During World War II, the building was transformed into a parachute factory. In 1960, the building returned to its theatre traditions and became The Stony Creek Puppet House. The building was closed in 2009 due to building and fire code violations, and it changed ownership in 2013.

The Legacy Theatre, after its grand opening concert, staged Neil Simon's Barefoot in the Park as the first of its 2021 calendar of live shows.

===Puppet House===
The Puppet House had a collection of traditional 4–5 ft, 80 lb Sicilian puppets used in Opera dei Pupi. These puppets were the last few remaining of three hundred created by the acknowledged master of the field, Sebastiano Zappala, at the beginning of the 20th century. Their bodies are constructed of steel reinforced hardwood covered with hemp and canvas, with heads hand-carved out of solid walnut and painted with fine detail. Each puppet is immediately identifiable by his distinctive colorful costume, ranging from peasant garb to hand embossed brass suits of armor with individual coats of arms worn by emperors, kings, and knights of Western Europe, to colorful flowing robes worn by Moors from North Africa.

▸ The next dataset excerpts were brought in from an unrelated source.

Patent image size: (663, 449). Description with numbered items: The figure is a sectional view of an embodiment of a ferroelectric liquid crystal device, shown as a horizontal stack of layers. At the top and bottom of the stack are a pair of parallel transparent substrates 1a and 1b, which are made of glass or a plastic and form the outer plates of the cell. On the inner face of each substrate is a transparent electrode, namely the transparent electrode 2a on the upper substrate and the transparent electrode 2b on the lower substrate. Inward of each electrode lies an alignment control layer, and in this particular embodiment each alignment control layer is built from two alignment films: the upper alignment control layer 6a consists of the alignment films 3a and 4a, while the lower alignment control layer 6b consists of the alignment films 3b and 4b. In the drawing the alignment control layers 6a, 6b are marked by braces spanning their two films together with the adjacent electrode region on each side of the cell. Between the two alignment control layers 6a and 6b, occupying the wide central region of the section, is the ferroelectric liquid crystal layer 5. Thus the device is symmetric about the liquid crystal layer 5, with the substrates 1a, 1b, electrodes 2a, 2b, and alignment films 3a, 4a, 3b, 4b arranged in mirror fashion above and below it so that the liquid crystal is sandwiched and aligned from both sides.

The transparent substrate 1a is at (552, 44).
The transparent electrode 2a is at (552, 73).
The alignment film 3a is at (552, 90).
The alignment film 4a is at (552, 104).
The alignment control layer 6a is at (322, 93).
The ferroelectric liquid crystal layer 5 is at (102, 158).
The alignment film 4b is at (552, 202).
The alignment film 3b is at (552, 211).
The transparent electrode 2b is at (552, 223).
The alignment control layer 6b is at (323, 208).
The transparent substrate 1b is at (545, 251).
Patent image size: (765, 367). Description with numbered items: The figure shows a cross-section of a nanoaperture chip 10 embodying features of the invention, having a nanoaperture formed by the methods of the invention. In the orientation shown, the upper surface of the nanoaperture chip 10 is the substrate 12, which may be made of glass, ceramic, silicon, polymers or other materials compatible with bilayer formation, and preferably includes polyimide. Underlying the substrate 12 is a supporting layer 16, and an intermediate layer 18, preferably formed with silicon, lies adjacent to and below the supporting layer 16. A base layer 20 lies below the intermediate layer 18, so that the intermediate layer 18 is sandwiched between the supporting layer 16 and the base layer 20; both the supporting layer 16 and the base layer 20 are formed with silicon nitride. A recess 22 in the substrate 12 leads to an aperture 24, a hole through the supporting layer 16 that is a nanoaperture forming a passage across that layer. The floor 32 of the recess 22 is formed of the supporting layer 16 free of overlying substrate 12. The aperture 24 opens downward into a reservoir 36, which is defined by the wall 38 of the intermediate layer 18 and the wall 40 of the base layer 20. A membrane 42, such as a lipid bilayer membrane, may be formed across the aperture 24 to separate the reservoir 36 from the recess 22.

The stories these puppets would portray are those of the ancient European poems and epics, such as Turoldus' "La Chanson de Roland", Ariosto's "Orlando Furioso", Boiardo's "Orlando Innamorato", and Tasso's "Gerusalemme Liberata", bringing to life the glory and spirit of the Crusades, battles of knights and kings, and the struggle of heroes against villains and evil wizards. Glory, fame, justice, love and impossible dreams would be pursued by great characters of history and legend as the plots unfolded before the audience, while comic relief is provided by a traditional buffoon, who acts as a link between the audience and the ancient characters on stage. In the traditional spirit of the Commedia dell'arte, dialogue would be improvised, while sound effects such as drums, trumpets, and the sounds of battle enlivened the action. The great size and sheer presence of these puppets would make their world of history, fantasy, myth and mystery seem to come to life, while the characteristic puppet-like movements would simultaneously lend the play an air of unreality.

The puppeteers would stand six feet above the stage on a structure called "the bridge", manipulating each puppet by a rod attached to the head and torso, another rod attached to the sword hand, and a string attached to the shield hand. In addition to requiring great physical strength and dexterity, each puppeteer was required to manipulate several puppets during the play, giving each a separate personality by its physical movements and gestures.